Sonra Merhamet. Dayanışma. Hafıza. Adalet. Her biri ayrı bir sessizlikle tartıldı. Merhamet, beklenen fiyatın altında kaldı, geri çekildi. Dayanışma, tanımadığı bir yabancı tarafından yüksek bedelle alındı. Hafıza, alıcı bulunca salonda huzursuzluk yayıldı; kimse hatırlayan birinin etrafta dolaşmasını istemezdi. Adalet’e teklif veren çıktı, ama tokmak inmeden elini indirdi.
Bir ara arka sıralardan yorgun bir ses:
“Onur kaç numaradaydı?”
Müzayedeci durdu. Salon sustu. Ne zaman fiyat biçilmeyen bir şey görürseniz, bilin ki o ya tamamen yok olmuştur ya da herkes ondan korkuyordur. Onur, listeden çoktan çıkarılmıştı.
En son parça: Vicdan. Müzayedeci, kelimeyi çoğaltmadan, azaltmadan söyledi. Herkes fiyatın astronomik olacağını biliyordu. Teklif gelmedi. Vicdan, sahnenin ortasında kaldı. Vicdan, alıcısı olmayan tek mülktü.
Tokmak masaya bırakıldı. Sandalyeler yavaşça boşaldı. Ben hâlâ yerimdeydim. Aklım, bu defa The Great Beauty’ye gitti. Yaşlı bir kadın, elindeki mülkleri satarken yüzünde hiç kaybetmemiş gibi duran o huzurlu tebessüm…

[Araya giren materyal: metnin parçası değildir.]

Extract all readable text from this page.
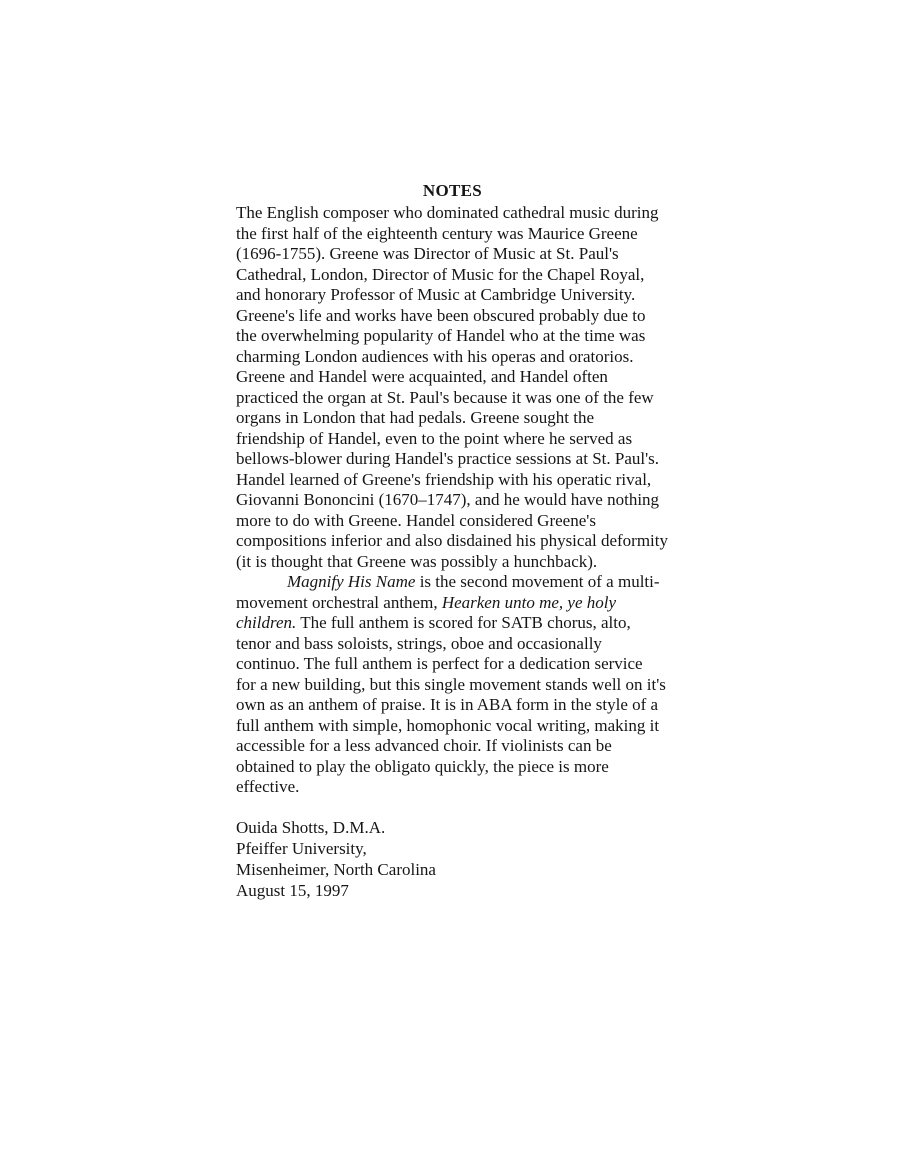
NOTES
The English composer who dominated cathedral music during
the first half of the eighteenth century was Maurice Greene
(1696-1755). Greene was Director of Music at St. Paul's
Cathedral, London, Director of Music for the Chapel Royal,
and honorary Professor of Music at Cambridge University.
Greene's life and works have been obscured probably due to
the overwhelming popularity of Handel who at the time was
charming London audiences with his operas and oratorios.
Greene and Handel were acquainted, and Handel often
practiced the organ at St. Paul's because it was one of the few
organs in London that had pedals. Greene sought the
friendship of Handel, even to the point where he served as
bellows-blower during Handel's practice sessions at St. Paul's.
Handel learned of Greene's friendship with his operatic rival,
Giovanni Bononcini (1670–1747), and he would have nothing
more to do with Greene. Handel considered Greene's
compositions inferior and also disdained his physical deformity
(it is thought that Greene was possibly a hunchback).
Magnify His Name is the second movement of a multi-
movement orchestral anthem, Hearken unto me, ye holy
children. The full anthem is scored for SATB chorus, alto,
tenor and bass soloists, strings, oboe and occasionally
continuo. The full anthem is perfect for a dedication service
for a new building, but this single movement stands well on it's
own as an anthem of praise. It is in ABA form in the style of a
full anthem with simple, homophonic vocal writing, making it
accessible for a less advanced choir. If violinists can be
obtained to play the obligato quickly, the piece is more
effective.
Ouida Shotts, D.M.A.
Pfeiffer University,
Misenheimer, North Carolina
August 15, 1997
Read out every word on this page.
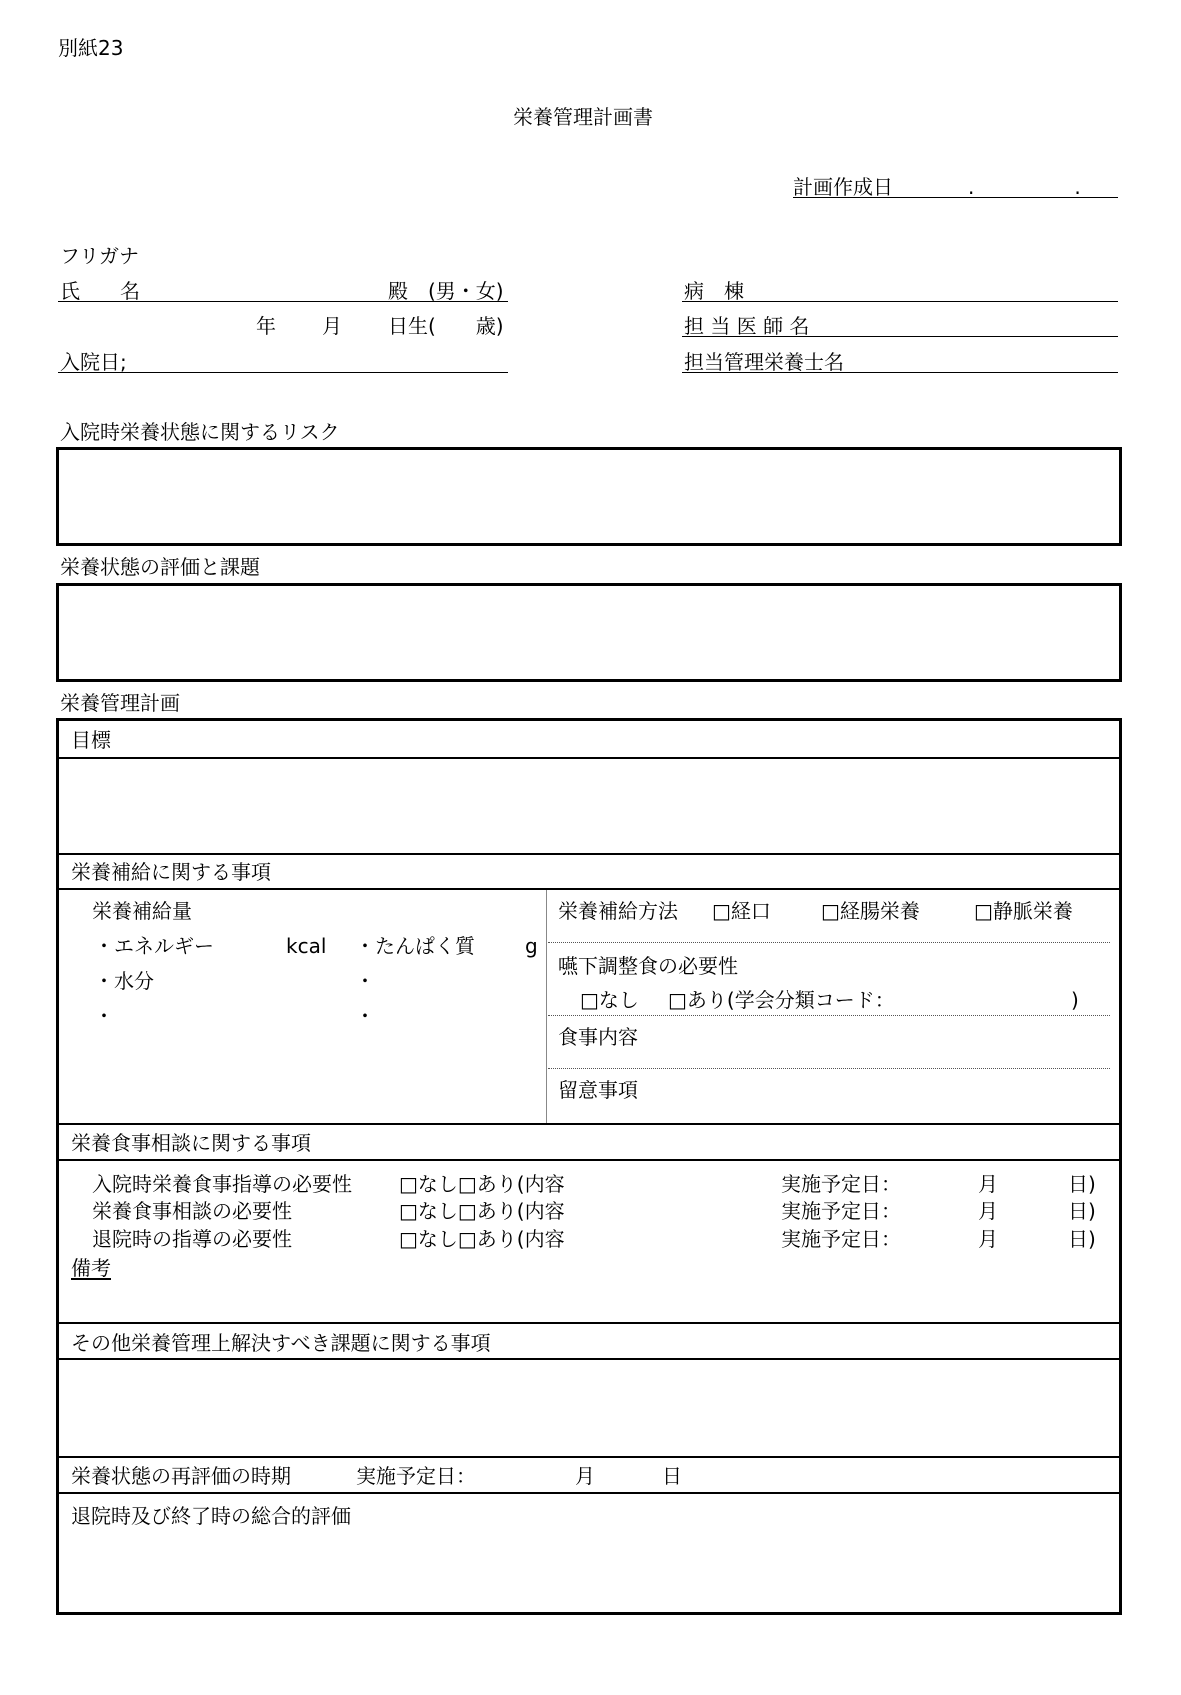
別紙23
栄養管理計画書
計画作成日	.　　　　　.
フリガナ
氏　　名	殿　(男・女)
年 月 日生(　　歳)
入院日;
病　棟
担 当 医 師 名
担当管理栄養士名
入院時栄養状態に関するリスク
栄養状態の評価と課題
栄養管理計画
目標
栄養補給に関する事項
栄養補給量
・エネルギー	kcal ・たんぱく質	g
・水分	・
・	・
栄養補給方法 □経口	□経腸栄養	□静脈栄養
嚥下調整食の必要性
□なし □あり(学会分類コード：	)
食事内容
留意事項
栄養食事相談に関する事項
入院時栄養食事指導の必要性 □なし□あり(内容	実施予定日：	月	日)
栄養食事相談の必要性	□なし□あり(内容	実施予定日：	月	日)
退院時の指導の必要性	□なし□あり(内容	実施予定日：	月	日)
備考
その他栄養管理上解決すべき課題に関する事項
栄養状態の再評価の時期	実施予定日：	月	日
退院時及び終了時の総合的評価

Çıkışta katalog elimdeydi.
En kalın harflerle yazılmış sayfa yoktu.
Belli ki “hassasiyet” gereği kaldırılmıştı ama kurşun bir kalemle üzerinden geçilmiş kelimeler hâlâ bir alt sayfadaydı, oradaydı; yalnızca görmüyormuş gibi yapmamız gerekiyordu.